IN August it will be 100 years since the start of the First World War, a conflict that not only changed the face of the 20th Century but left an indelible mark on the history of mankind.
It was supposed to be the ‘war to end all wars’ and it cast a dark shadow not only over Europe but practically all corners of the world, from North and South America right across to Australia and Japan.
But a century ago, as tens of thousands of men marched cheerily to war they had little idea of the carnage that was to ensue.
Some said the fighting would be over by Christmas but instead it dragged on for another four long, harrowing years.
On Monday, the Yorkshire Post, in association with Leeds University’s Legacies of War project, will begin telling the story of the war through the people who lived through it. Every day next week and each week after that we will bring the war to life through a series of stories - everything from tales in the trenches to life on the home front.
Many people paid a high price.
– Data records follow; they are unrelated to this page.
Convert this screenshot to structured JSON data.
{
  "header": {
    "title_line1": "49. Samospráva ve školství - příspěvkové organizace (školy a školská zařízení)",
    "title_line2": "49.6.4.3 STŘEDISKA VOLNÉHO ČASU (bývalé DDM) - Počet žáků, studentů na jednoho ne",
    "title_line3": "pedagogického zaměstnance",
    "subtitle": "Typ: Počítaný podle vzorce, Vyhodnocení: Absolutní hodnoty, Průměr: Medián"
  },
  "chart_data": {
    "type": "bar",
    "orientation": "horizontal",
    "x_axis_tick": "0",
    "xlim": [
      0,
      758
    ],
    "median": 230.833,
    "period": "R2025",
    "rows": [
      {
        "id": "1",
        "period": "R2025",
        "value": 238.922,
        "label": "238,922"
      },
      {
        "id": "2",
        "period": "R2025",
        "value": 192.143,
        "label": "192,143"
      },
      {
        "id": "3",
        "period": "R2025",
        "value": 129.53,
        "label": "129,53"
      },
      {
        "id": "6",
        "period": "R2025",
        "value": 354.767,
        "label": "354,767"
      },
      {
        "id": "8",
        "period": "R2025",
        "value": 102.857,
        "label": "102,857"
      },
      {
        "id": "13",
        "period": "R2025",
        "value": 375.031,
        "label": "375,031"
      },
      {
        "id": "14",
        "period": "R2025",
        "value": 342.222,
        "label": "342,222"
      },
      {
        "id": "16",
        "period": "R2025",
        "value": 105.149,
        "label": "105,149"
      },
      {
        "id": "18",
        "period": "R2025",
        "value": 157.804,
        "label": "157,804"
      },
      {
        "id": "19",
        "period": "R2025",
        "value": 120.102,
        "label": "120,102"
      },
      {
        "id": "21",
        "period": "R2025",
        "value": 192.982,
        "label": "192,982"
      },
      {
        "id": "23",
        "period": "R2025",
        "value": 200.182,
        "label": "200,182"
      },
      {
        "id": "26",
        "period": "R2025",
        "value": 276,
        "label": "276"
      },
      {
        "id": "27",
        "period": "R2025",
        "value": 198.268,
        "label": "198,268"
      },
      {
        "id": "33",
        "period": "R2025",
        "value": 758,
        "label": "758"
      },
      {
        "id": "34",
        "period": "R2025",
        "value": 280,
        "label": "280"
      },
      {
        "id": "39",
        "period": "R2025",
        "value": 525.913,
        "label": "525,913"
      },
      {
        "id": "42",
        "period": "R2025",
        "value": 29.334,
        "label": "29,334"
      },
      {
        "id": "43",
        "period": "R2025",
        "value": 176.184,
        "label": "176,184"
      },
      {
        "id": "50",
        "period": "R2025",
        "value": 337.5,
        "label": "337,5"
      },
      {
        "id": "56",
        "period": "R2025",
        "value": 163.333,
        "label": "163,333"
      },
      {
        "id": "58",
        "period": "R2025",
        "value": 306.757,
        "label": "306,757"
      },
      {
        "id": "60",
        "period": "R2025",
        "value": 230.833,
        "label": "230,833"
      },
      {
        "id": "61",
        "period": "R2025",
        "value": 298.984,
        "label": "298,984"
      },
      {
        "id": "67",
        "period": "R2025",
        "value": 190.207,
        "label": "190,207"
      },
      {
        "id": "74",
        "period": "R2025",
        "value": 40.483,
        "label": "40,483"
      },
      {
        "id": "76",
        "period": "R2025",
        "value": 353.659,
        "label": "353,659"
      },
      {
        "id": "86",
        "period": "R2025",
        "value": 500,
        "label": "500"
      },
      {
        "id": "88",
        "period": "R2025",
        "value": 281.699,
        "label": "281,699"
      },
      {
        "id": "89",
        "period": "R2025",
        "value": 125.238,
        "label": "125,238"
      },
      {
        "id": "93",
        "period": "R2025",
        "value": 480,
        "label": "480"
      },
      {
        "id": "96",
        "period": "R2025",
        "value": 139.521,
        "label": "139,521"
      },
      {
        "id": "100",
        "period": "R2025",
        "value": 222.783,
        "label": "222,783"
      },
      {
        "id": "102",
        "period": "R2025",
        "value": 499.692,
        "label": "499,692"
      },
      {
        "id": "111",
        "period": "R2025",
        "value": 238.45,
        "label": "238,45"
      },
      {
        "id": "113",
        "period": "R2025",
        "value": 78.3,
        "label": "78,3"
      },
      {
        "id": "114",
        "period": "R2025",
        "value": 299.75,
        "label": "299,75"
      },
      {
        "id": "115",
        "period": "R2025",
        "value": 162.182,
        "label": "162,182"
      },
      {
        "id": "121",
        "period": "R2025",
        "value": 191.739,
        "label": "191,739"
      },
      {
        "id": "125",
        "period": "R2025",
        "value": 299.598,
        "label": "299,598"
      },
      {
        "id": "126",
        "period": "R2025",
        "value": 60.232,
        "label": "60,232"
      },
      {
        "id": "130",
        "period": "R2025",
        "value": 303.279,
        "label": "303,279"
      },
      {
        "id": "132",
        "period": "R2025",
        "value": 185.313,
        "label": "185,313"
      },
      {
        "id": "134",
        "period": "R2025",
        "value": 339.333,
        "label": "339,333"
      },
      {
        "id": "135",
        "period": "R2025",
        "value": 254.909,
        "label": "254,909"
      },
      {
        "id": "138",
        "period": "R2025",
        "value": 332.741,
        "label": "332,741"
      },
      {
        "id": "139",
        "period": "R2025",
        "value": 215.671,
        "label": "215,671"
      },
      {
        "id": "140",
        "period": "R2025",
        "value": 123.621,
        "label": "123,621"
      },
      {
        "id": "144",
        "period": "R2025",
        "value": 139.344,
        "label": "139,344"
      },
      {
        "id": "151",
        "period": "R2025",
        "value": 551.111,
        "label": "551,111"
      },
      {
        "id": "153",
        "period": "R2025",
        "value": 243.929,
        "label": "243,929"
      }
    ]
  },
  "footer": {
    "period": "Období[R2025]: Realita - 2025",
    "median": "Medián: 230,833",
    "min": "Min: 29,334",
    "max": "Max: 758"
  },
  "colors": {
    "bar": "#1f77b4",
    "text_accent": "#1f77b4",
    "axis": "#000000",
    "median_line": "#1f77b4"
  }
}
By the time the Armistice was signed on the 11th day of the 11th month of 1918, the war had claimed the lives of 10 million people. Britain lost one in 66 of its population, while Germany lost one in 35 and France one in 28.
The war claimed 9,000 lives in Leeds, alone, and on the first day of the Battle of the Somme in 1916 it is said that every street in the city lost one man from the Leeds Pals.
Such numbers are almost impossible to comprehend. Today, there are no longer any survivors still alive who can talk about the Somme and all the other battles that have become synonymous with the horrors of the war.
So why are we commemorating this terrible conflict that finished more than a lifetime ago? We remember the war because it touched so many lives, these were our grandparents and great-grandparents and our great aunts and uncles.
Andrea Hetherington, who is leading a Lottery-funded research project to discover war stories linked to Lawnswood Cemetery in Leeds, said the war changed the world for ever.
“The concept of “total war” is something which today’s generation find difficult to understand as we have largely returned to a series of small wars in far off countries with the occasional repatriated coffin on TV.
“It is very difficult to imagine what it must have been like in 1914, with whole streets of men joining up and a significant proportion of them not returning.
“War is now something we watch on TV – it doesn’t affect what we eat, what time we go to bed, what jobs we do, what we can read in the newspapers or see at the theatre.
“The First World War was the first occasion Britain had been involved in something like this and it had a massive impact on people’s daily lives.”
It was not just a war fought in sodden trenches in “some corner of a foreign field”, to quote the war poet Rupert Brooke, ordinary civilians were also caught up in the most destructive conflict the world had ever seen.
From the men, women and children killed in Whitby and Scarborough when the German navy bombarded the North East coast, to the 37 “Barnbow Lassies” killed in explosions at Yorkshire’s biggest armaments factory in Leeds while keeping the war effort going.
By the time the guns fell silent in 1918 the Kaiser had been defeated but Britain was a shattered nation. Among those who survived was a belief and a determination that their experiences should not be repeated. This, they felt, was their debt to fallen comrades and in the years that followed there was a solemnity about the commemoration which had a strong impact on the minds of those who had been too young to fight.
The two minute silence quickly became a way of honouring those whose lives were cut short by the war, an act of remembrance that is still carried out today.
It is a poignant reminder of the sacrifice made by so many of the nation’s bravest and best, those who may be long gone but are not forgotten.